Making the Most of Wedding Superstitions!
by Susan Hawkins
As your wedding day approaches you'll hear them from practically everyone, and if you take them all seriously, you'll double your wedding planning activities. We're talking about wedding superstitions, and fortunately, the government has never spent billions of dollars to confirm even one of them. Nor has anyone else. Some wedding superstitions are as old as marriage itself, and if you're a superstitious person - or even if you're not, there are wonderful ways to acknowledge these superstitions at your wedding celebration.
For instance, do you know why flower girls drop flower petals as they walk down the aisle? Apparently it provides the newlyweds with lots of chances to have babies! You may want to limit the number of petals in your flower girl's basket, or you might want to put those petals in the hands of your guests in the form of a wedding favor with a lovely scented rose ball candle or Hibiscus favor boxes filled with white-chocolate hearts.
Throwing rice has been a tradition a many a wedding, but few people know why. The myth holds that throwing rice at the new couple was to "feed" the evil spirits and distract them, thus keeping the new marriage safe. Fair enough. But the rice is having the opposite effect on the birds that come along and eat the rice. With specially made, biodegradable designer wedding rice, you can keep the bride and the birds safe.

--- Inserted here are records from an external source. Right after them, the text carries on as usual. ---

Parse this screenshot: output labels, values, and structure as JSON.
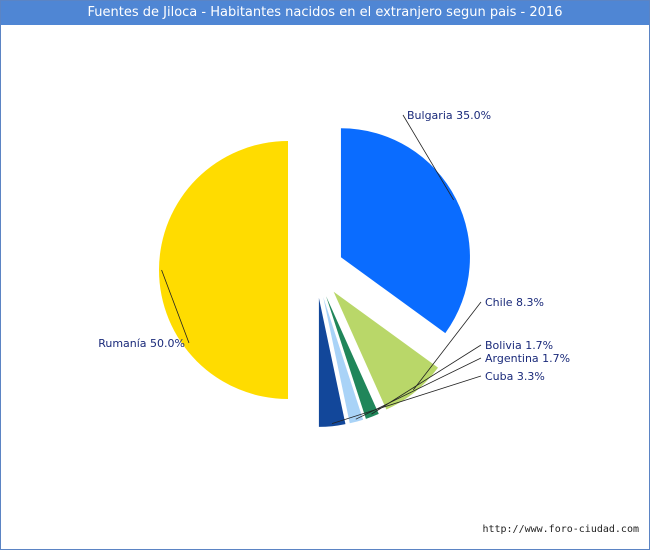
{
  "header": {
    "title": "Fuentes de Jiloca - Habitantes nacidos en el extranjero segun pais - 2016"
  },
  "footer": {
    "credit": "http://www.foro-ciudad.com"
  },
  "chart_data": {
    "type": "pie",
    "title": "Fuentes de Jiloca - Habitantes nacidos en el extranjero segun pais - 2016",
    "legend": "none",
    "slices": [
      {
        "label": "Bulgaria 35.0%",
        "value": 35.0,
        "color": "#0a6cff"
      },
      {
        "label": "Chile 8.3%",
        "value": 8.3,
        "color": "#b9d769"
      },
      {
        "label": "Bolivia 1.7%",
        "value": 1.7,
        "color": "#20865a"
      },
      {
        "label": "Argentina 1.7%",
        "value": 1.7,
        "color": "#a9d3f7"
      },
      {
        "label": "Cuba 3.3%",
        "value": 3.3,
        "color": "#12479a"
      },
      {
        "label": "Rumanía 50.0%",
        "value": 50.0,
        "color": "#ffdc00"
      }
    ]
  }
}
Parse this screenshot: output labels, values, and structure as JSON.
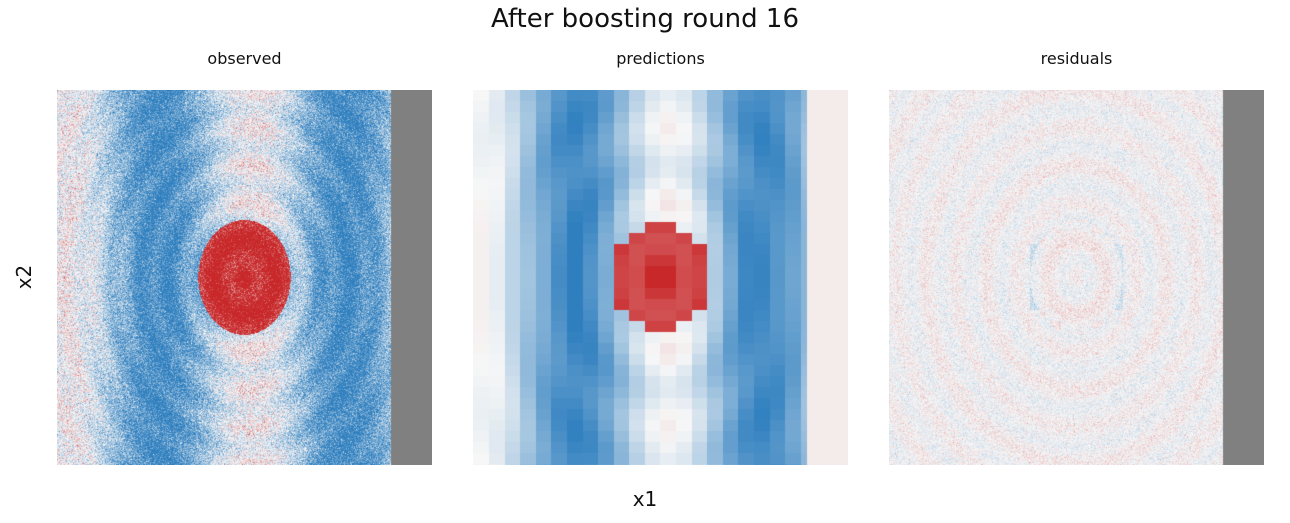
{
  "figure": {
    "title": "After boosting round 16",
    "xlabel": "x1",
    "ylabel": "x2"
  },
  "colors": {
    "positive": "#c8282a",
    "negative": "#2f7fbf",
    "neutral": "#f7f7f7",
    "missing_band": "#808080"
  },
  "chart_data": [
    {
      "type": "heatmap",
      "title": "observed",
      "colormap": "diverging red-white-blue",
      "pattern": "central red disk, concentric rings, two vertical blue bands, noisy",
      "missing_band": "right edge"
    },
    {
      "type": "heatmap",
      "title": "predictions",
      "colormap": "diverging red-white-blue",
      "pattern": "central red disk, two vertical blue bands, blocky, no noise",
      "missing_band": "none"
    },
    {
      "type": "heatmap",
      "title": "residuals",
      "colormap": "diverging red-white-blue",
      "pattern": "faint concentric rings, low-amplitude noise",
      "missing_band": "right edge"
    }
  ]
}
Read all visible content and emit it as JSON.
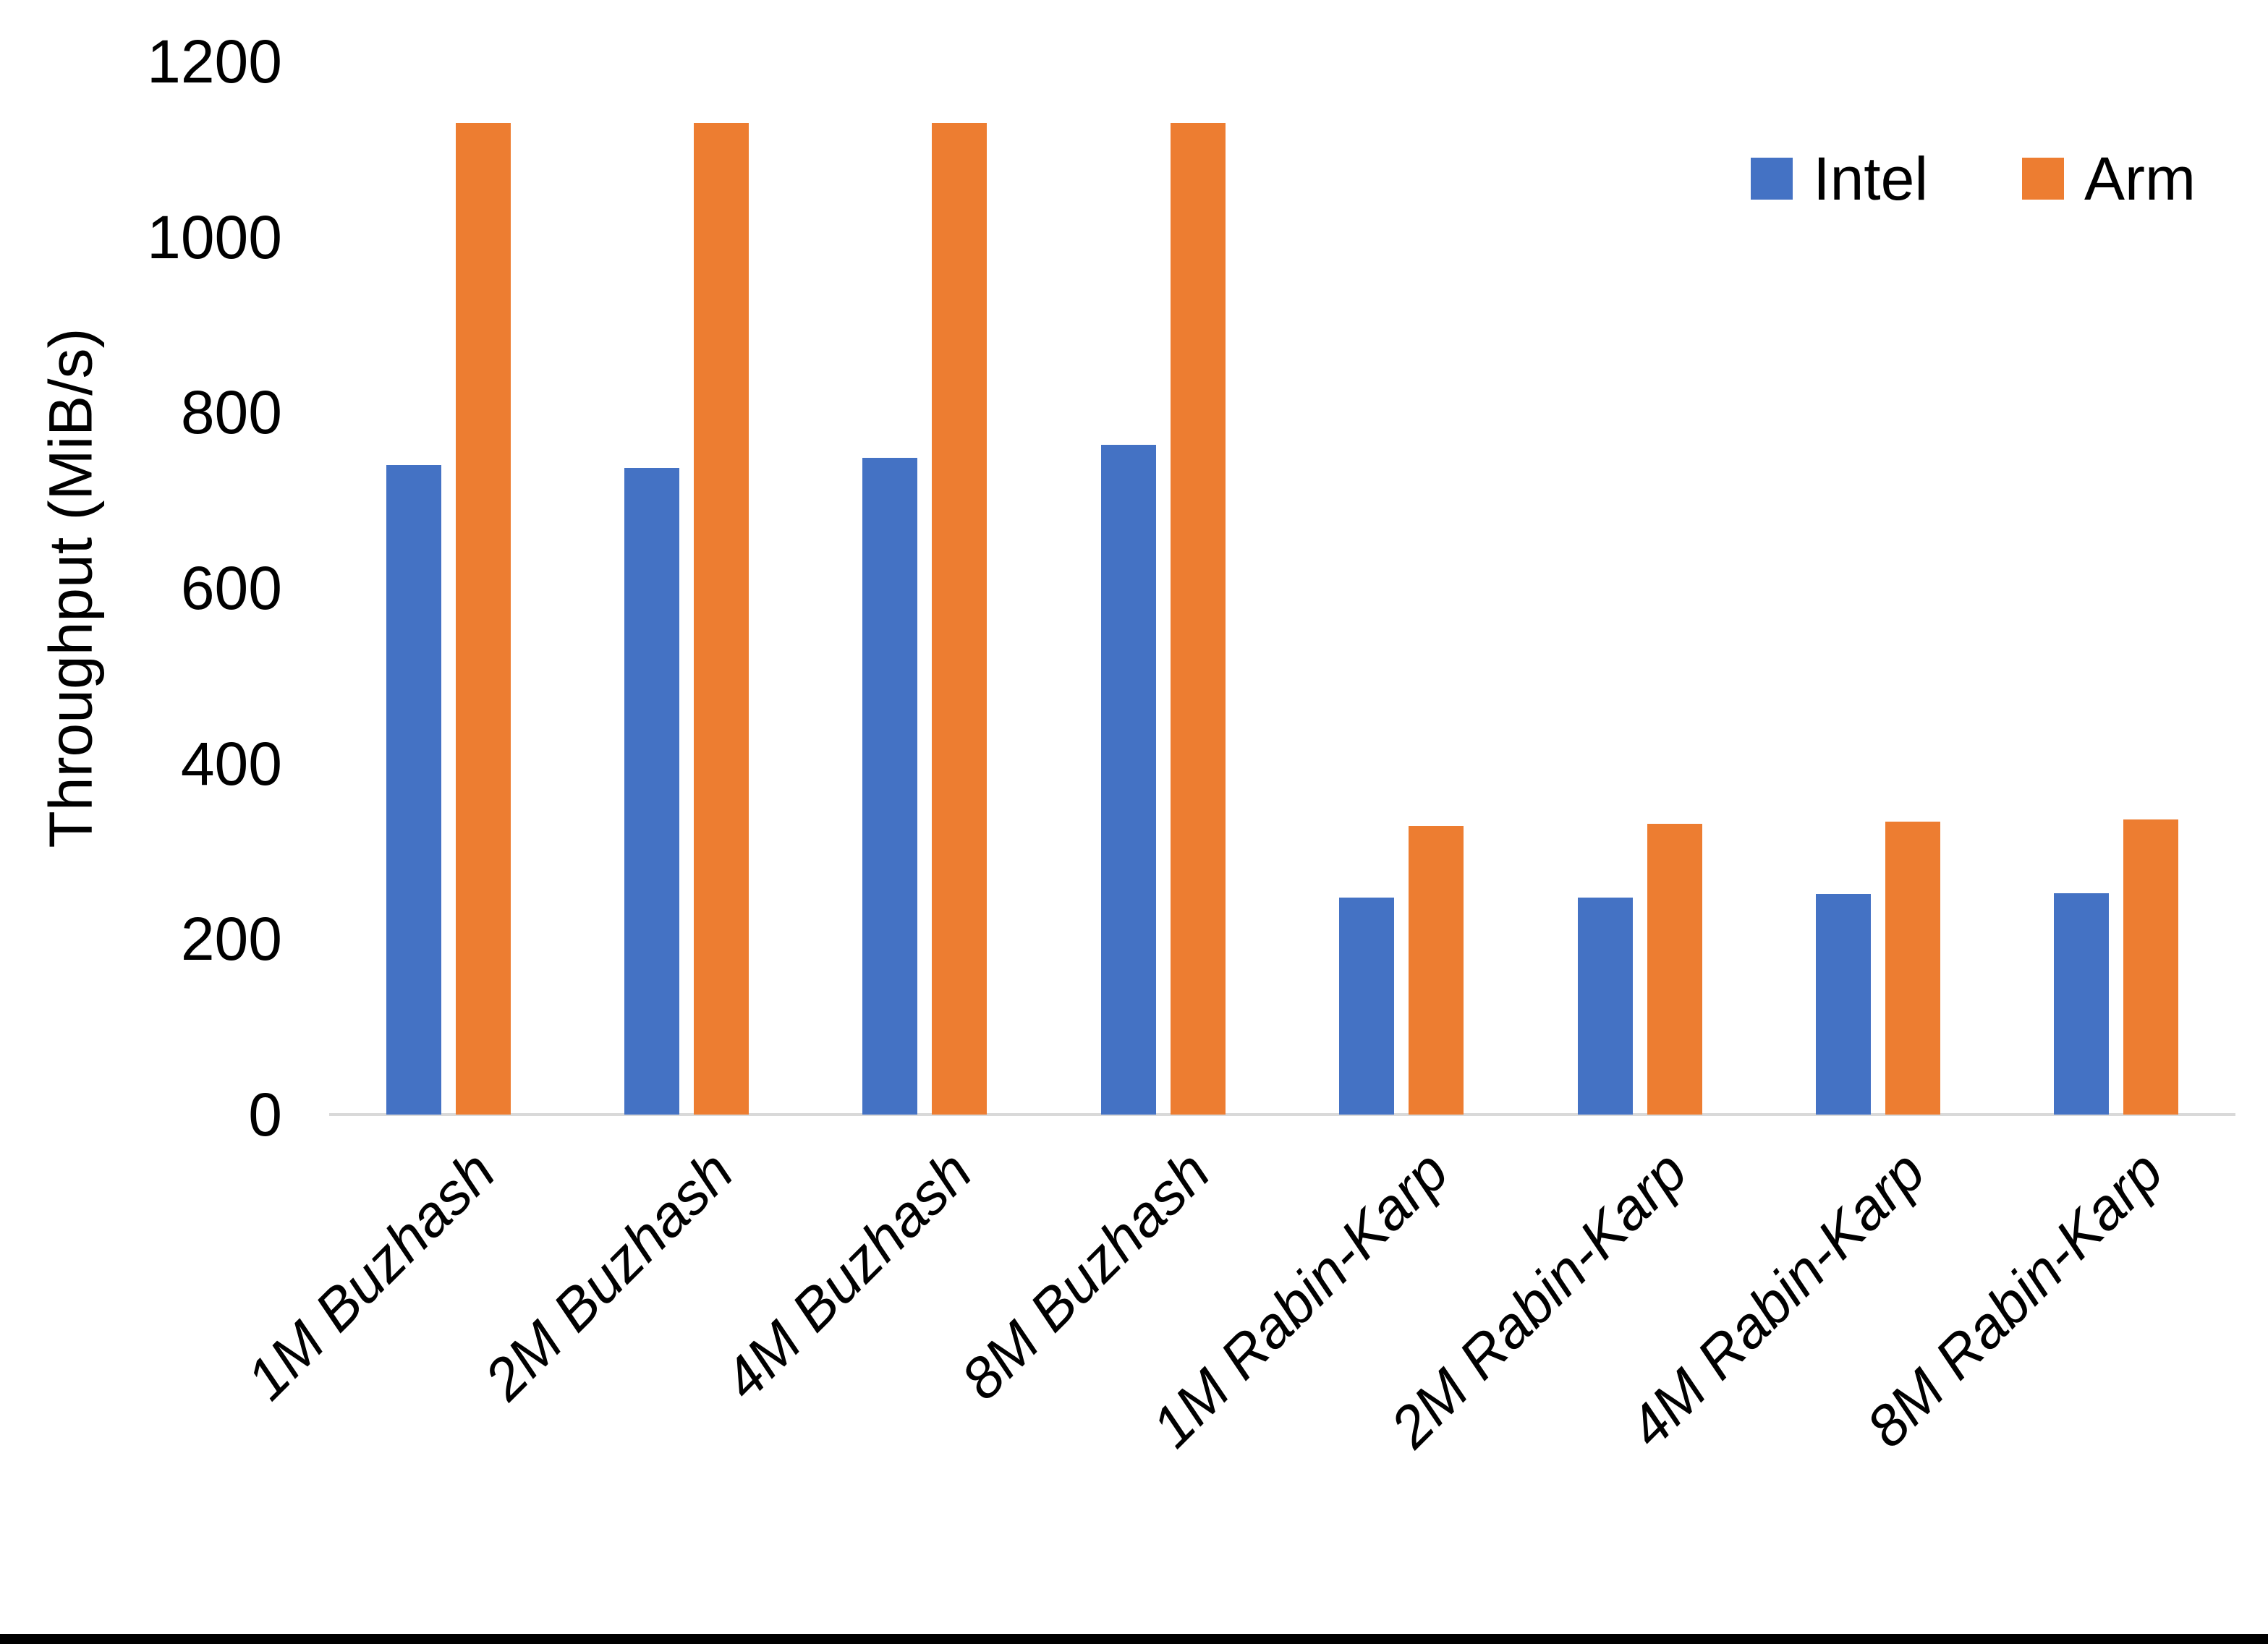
{
  "chart_data": {
    "type": "bar",
    "title": "",
    "xlabel": "",
    "ylabel": "Throughput (MiB/s)",
    "ylim": [
      0,
      1200
    ],
    "yticks": [
      0,
      200,
      400,
      600,
      800,
      1000,
      1200
    ],
    "grid": false,
    "legend_position": "top-right",
    "categories": [
      "1M Buzhash",
      "2M Buzhash",
      "4M Buzhash",
      "8M Buzhash",
      "1M Rabin-Karp",
      "2M Rabin-Karp",
      "4M Rabin-Karp",
      "8M Rabin-Karp"
    ],
    "series": [
      {
        "name": "Intel",
        "color": "#4472C4",
        "values": [
          740,
          737,
          748,
          763,
          247,
          247,
          251,
          252
        ]
      },
      {
        "name": "Arm",
        "color": "#ED7D31",
        "values": [
          1130,
          1130,
          1130,
          1130,
          329,
          331,
          334,
          336
        ]
      }
    ]
  },
  "colors": {
    "background": "#FFFFFF",
    "axis_line": "#D9D9D9",
    "text": "#000000",
    "bottom_border": "#000000"
  }
}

One old wedding superstition maintains that if the groom's mother throws an old shoe over (not at!) the new bride as they leave the wedding ceremony location, the bride and her mother-in-law will be friends forever! If this is true, then let's take it a step further. If a little is good, a lot is better. Sprinkle the tables at your celebration with a candle shoe wedding favor so you won't get a concussion if Mom-in Law misses when she chucks that shoe.
Throwing the garter began in France when pieces of the bridal attire were considered lucky. The bride threw the garter to the guests and whoever caught it could expect good luck. In the United States, the groom traditionally removes the garter from the bride and throws it to the unmarried men. The man who catches it is thought to be the next to marry. Why should just single guys have a head start on the road to the altar? Favor all your guests with sensual garters and watch the room explode with romance.

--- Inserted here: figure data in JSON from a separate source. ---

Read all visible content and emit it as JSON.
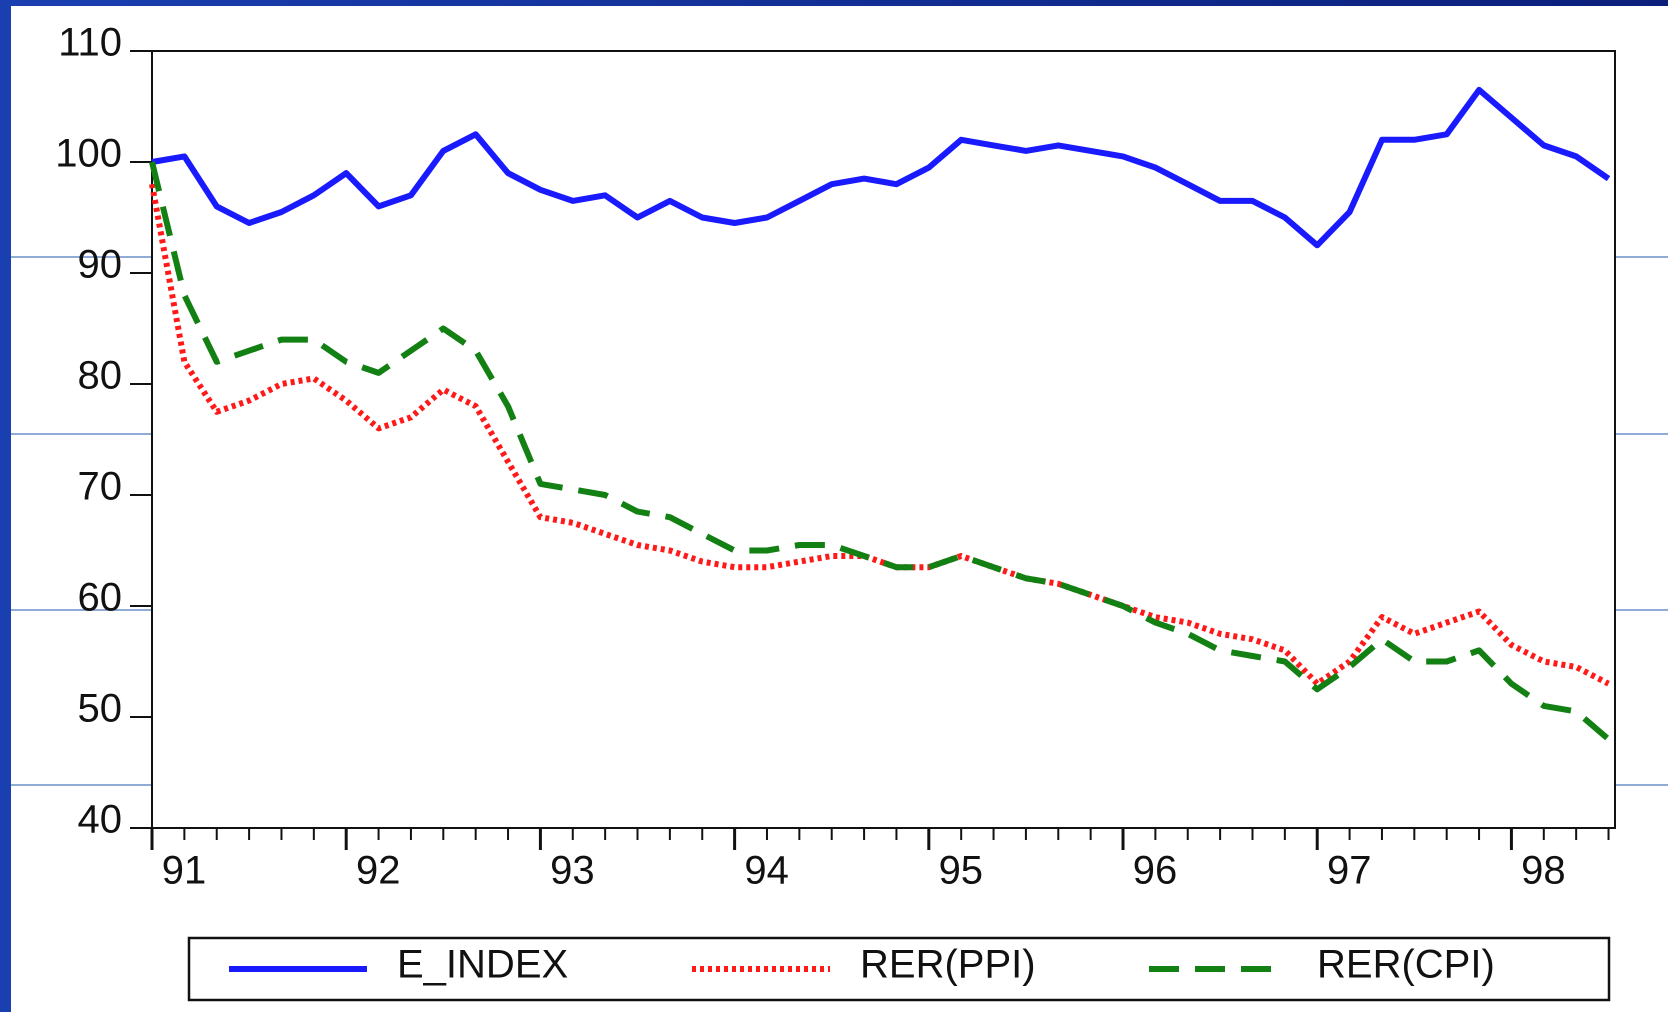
{
  "chart_data": {
    "type": "line",
    "categories": [
      "91",
      null,
      null,
      null,
      null,
      null,
      "92",
      null,
      null,
      null,
      null,
      null,
      "93",
      null,
      null,
      null,
      null,
      null,
      "94",
      null,
      null,
      null,
      null,
      null,
      "95",
      null,
      null,
      null,
      null,
      null,
      "96",
      null,
      null,
      null,
      null,
      null,
      "97",
      null,
      null,
      null,
      null,
      null,
      "98",
      null,
      null,
      null
    ],
    "series": [
      {
        "name": "E_INDEX",
        "color": "#1a1aff",
        "style": "solid",
        "values": [
          100,
          100.5,
          96,
          94.5,
          95.5,
          97,
          99,
          96,
          97,
          101,
          102.5,
          99,
          97.5,
          96.5,
          97,
          95,
          96.5,
          95,
          94.5,
          95,
          96.5,
          98,
          98.5,
          98,
          99.5,
          102,
          101.5,
          101,
          101.5,
          101,
          100.5,
          99.5,
          98,
          96.5,
          96.5,
          95,
          92.5,
          95.5,
          102,
          102,
          102.5,
          106.5,
          104,
          101.5,
          100.5,
          98.5
        ]
      },
      {
        "name": "RER(PPI)",
        "color": "#ff1a1a",
        "style": "dotted",
        "values": [
          98,
          82,
          77.5,
          78.5,
          80,
          80.5,
          78.5,
          76,
          77,
          79.5,
          78,
          73,
          68,
          67.5,
          66.5,
          65.5,
          65,
          64,
          63.5,
          63.5,
          64,
          64.5,
          64.5,
          63.5,
          63.5,
          64.5,
          63.5,
          62.5,
          62,
          61,
          60,
          59,
          58.5,
          57.5,
          57,
          56,
          53,
          55,
          59,
          57.5,
          58.5,
          59.5,
          56.5,
          55,
          54.5,
          53
        ]
      },
      {
        "name": "RER(CPI)",
        "color": "#128012",
        "style": "dashed",
        "values": [
          100,
          88,
          82,
          83,
          84,
          84,
          82,
          81,
          83,
          85,
          83,
          78,
          71,
          70.5,
          70,
          68.5,
          68,
          66.5,
          65,
          65,
          65.5,
          65.5,
          64.5,
          63.5,
          63.5,
          64.5,
          63.5,
          62.5,
          62,
          61,
          60,
          58.5,
          57.5,
          56,
          55.5,
          55,
          52.5,
          54.5,
          57,
          55,
          55,
          56,
          53,
          51,
          50.5,
          48
        ]
      }
    ],
    "ylim": [
      40,
      110
    ],
    "yticks": [
      40,
      50,
      60,
      70,
      80,
      90,
      100,
      110
    ],
    "legend": "bottom"
  }
}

Perhaps the most famous wedding superstition of all requires the bride to carry "Something old, something new, something borrowed and something blue." "Something old" symbolizes continuity with the bride's family and the past. "Something new" means optimism and hope for the bride's new life. "Something borrowed" is usually an item from a happily married friend or family member, whose good fortune in marriage should carry over to the new bride, and it also reminds the bride she can depend on her friends and family. "Something Blue" has been connected to weddings for centuries. Brides in ancient Rome wore blue to symbolize love, modesty, and fidelity. Can there be a more meaningful wedding favor for your guests than to send them home with the same sentiments? A favor of "Something Old, New, Borrowed and Blue" will keep your wedding and reception close to their hearts. Superstitious or not, sometimes superstitions bring an added touch of magic and wonder to our lives.